(originally written on December 31, 2021)
Reflecting on the year is just as meaningful as looking ahead to the next. I like to think of it as baggage. Every year, I take on some baggages, it is inevitable if I want to move forward. These baggages arrive in the form of habits, purchases, or responsibilities. A year end review helps me cleanup and clear the path. After all, we can’t keep the agility with more baggages on our shoulder, we can only move forward if we offload some of them. So the questions to think about: am I heading in the right direction? What should I keep? More importantly, what should I let go?
Baggage to (try to) let go
All social media notifications
After multiple adjustments over the year, I have a good feeling the changes I made this time could work.
Paper Zettlekasten system
The deciding question that I asked, “will I take this with me if the house catches fire?”. No.
Doing everything by myself
Later this year I’m giving the responsibility of an entry leadership role. In a healthy organization, people usually get promoted base on performance. The challenge of transition from a bottom staff to a leadership role is to trust the people whom you’re leading, no matter how big the team. For me, that is to delegate the work to them although I know I can do it on my own.
Baggage to keep
Ukulele
Back in high school, I spent a year learning electric guitar, but it never got anywhere. Fortunately, the image of myself playing some sort of instrument never really died.

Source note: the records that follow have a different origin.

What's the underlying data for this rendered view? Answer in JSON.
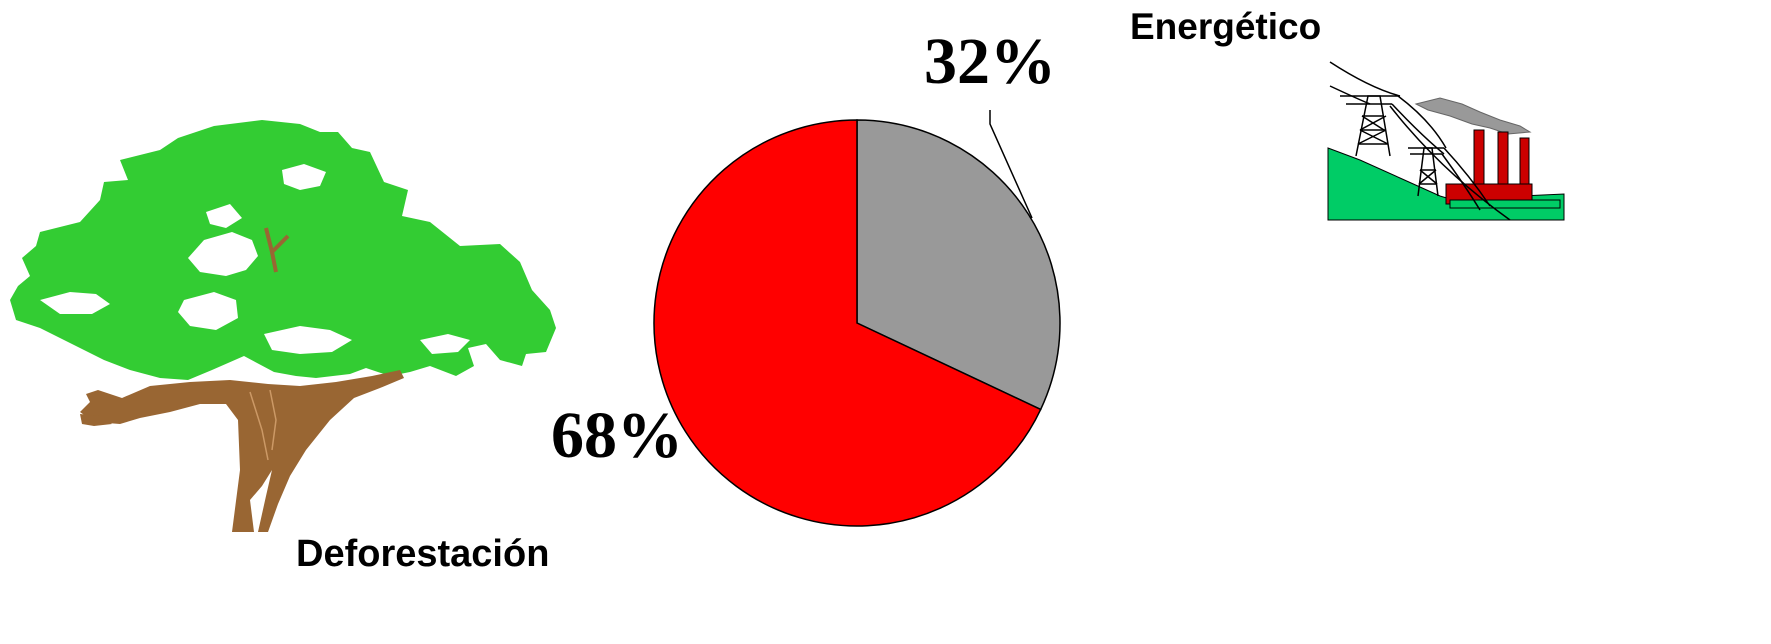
{
  "chart_data": {
    "type": "pie",
    "categories": [
      "Deforestación",
      "Energético"
    ],
    "values": [
      68,
      32
    ],
    "value_labels": [
      "68%",
      "32%"
    ],
    "colors": [
      "#ff0000",
      "#999999"
    ],
    "title": "",
    "legend": "none"
  },
  "illustrations": {
    "tree_icon": "tree-icon",
    "power_plant_icon": "power-plant-icon"
  }
}
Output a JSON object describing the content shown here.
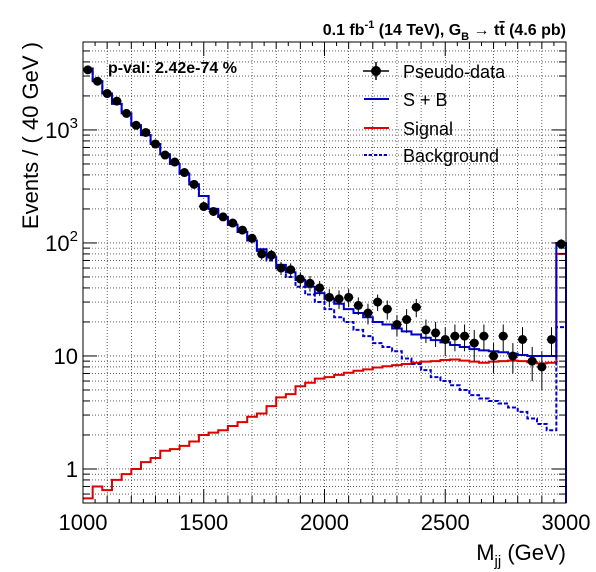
{
  "chart_data": {
    "type": "line",
    "title": "0.1 fb-1 (14 TeV), GB → tt̄ (4.6 pb)",
    "title_parts": {
      "lumi": "0.1 fb",
      "lumi_sup": "-1",
      "energy": " (14 TeV), G",
      "g_sub": "B",
      "arrow": " → t",
      "tbar": "t",
      "xsec": " (4.6 pb)"
    },
    "annotation": "p-val: 2.42e-74 %",
    "xlabel_main": "M",
    "xlabel_sub": "jj",
    "xlabel_unit": " (GeV)",
    "ylabel": "Events / ( 40 GeV )",
    "xlim": [
      1000,
      3000
    ],
    "ylim": [
      0.5,
      6000
    ],
    "y_scale": "log",
    "grid": true,
    "legend_position": "top-right",
    "x_ticks": [
      "1000",
      "1500",
      "2000",
      "2500",
      "3000"
    ],
    "y_ticks": [
      {
        "value": 1,
        "base": "1",
        "exp": ""
      },
      {
        "value": 10,
        "base": "10",
        "exp": ""
      },
      {
        "value": 100,
        "base": "10",
        "exp": "2"
      },
      {
        "value": 1000,
        "base": "10",
        "exp": "3"
      }
    ],
    "bin_edges": [
      1000,
      1040,
      1080,
      1120,
      1160,
      1200,
      1240,
      1280,
      1320,
      1360,
      1400,
      1440,
      1480,
      1520,
      1560,
      1600,
      1640,
      1680,
      1720,
      1760,
      1800,
      1840,
      1880,
      1920,
      1960,
      2000,
      2040,
      2080,
      2120,
      2160,
      2200,
      2240,
      2280,
      2320,
      2360,
      2400,
      2440,
      2480,
      2520,
      2560,
      2600,
      2640,
      2680,
      2720,
      2760,
      2800,
      2840,
      2880,
      2920,
      2960,
      3000
    ],
    "series": [
      {
        "name": "Pseudo-data",
        "style": "points",
        "color": "#000000",
        "values": [
          3400,
          2700,
          2100,
          1800,
          1400,
          1100,
          950,
          750,
          600,
          520,
          420,
          330,
          210,
          190,
          170,
          150,
          130,
          110,
          80,
          78,
          60,
          58,
          48,
          44,
          40,
          33,
          32,
          33,
          28,
          24,
          30,
          26,
          19,
          21,
          27,
          17,
          16,
          14,
          15,
          15,
          13,
          15,
          10,
          15,
          10,
          14,
          9,
          8,
          14,
          98
        ],
        "errors": [
          58,
          52,
          46,
          42,
          37,
          33,
          31,
          27,
          24,
          23,
          20,
          18,
          14,
          14,
          13,
          12,
          11,
          10,
          9,
          9,
          8,
          8,
          7,
          7,
          6,
          6,
          6,
          6,
          5,
          5,
          5,
          5,
          4,
          5,
          5,
          4,
          4,
          4,
          4,
          4,
          4,
          4,
          3,
          4,
          3,
          4,
          3,
          3,
          4,
          10
        ]
      },
      {
        "name": "S + B",
        "style": "step",
        "color": "#0000cc",
        "values": [
          3500,
          2700,
          2100,
          1700,
          1400,
          1100,
          900,
          750,
          610,
          500,
          410,
          330,
          260,
          200,
          170,
          145,
          125,
          105,
          88,
          75,
          64,
          55,
          47,
          41,
          36,
          32,
          29,
          26,
          24,
          22,
          20,
          19,
          17.5,
          16.5,
          15.5,
          14.5,
          13.8,
          13.2,
          12.5,
          12,
          11.5,
          11.2,
          11,
          10.8,
          10.5,
          10.2,
          10,
          10,
          10,
          100
        ]
      },
      {
        "name": "Signal",
        "style": "step",
        "color": "#dd0000",
        "values": [
          0.55,
          0.7,
          0.65,
          0.8,
          0.9,
          1.0,
          1.15,
          1.25,
          1.45,
          1.5,
          1.6,
          1.75,
          2.0,
          2.1,
          2.2,
          2.4,
          2.6,
          2.9,
          3.1,
          3.6,
          4.3,
          4.6,
          5.4,
          5.8,
          6.3,
          6.5,
          6.8,
          7.1,
          7.4,
          7.6,
          7.9,
          8.1,
          8.3,
          8.5,
          8.7,
          8.9,
          9.0,
          9.2,
          9.3,
          9.1,
          8.9,
          8.7,
          8.9,
          9.0,
          9.1,
          9.0,
          8.8,
          8.6,
          8.7,
          80
        ]
      },
      {
        "name": "Background",
        "style": "dashed-step",
        "color": "#0000cc",
        "values": [
          3500,
          2700,
          2100,
          1700,
          1400,
          1100,
          900,
          750,
          610,
          500,
          410,
          330,
          260,
          200,
          170,
          145,
          125,
          105,
          85,
          70,
          58,
          50,
          41,
          35,
          30,
          26,
          22,
          20,
          17,
          15,
          13,
          12,
          11,
          9.5,
          8.5,
          7.5,
          6.5,
          6,
          5.5,
          5,
          4.5,
          4.2,
          4,
          3.8,
          3.5,
          3.2,
          2.8,
          2.5,
          2.2,
          18
        ]
      }
    ]
  }
}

During the pandemic lockdown in May, I pulled the trigger and purchased a ukulele. I suck now, but it feels really nice to have a side project.
A writing notebook
If I took anything from the paper Zettlekasten experiment, that’s the ability to focus with a pen and paper. When everything is taken away, I’m forced to create the most important content, the title, the logic, and the story.
Home exercise
I logged 2,349 minute this year, approximately half of 2020 (4,629 minute) with similar exercise sessions. With a toddler in my life, going to the gym is still risky, so I’m keeping the home exercise in 2022.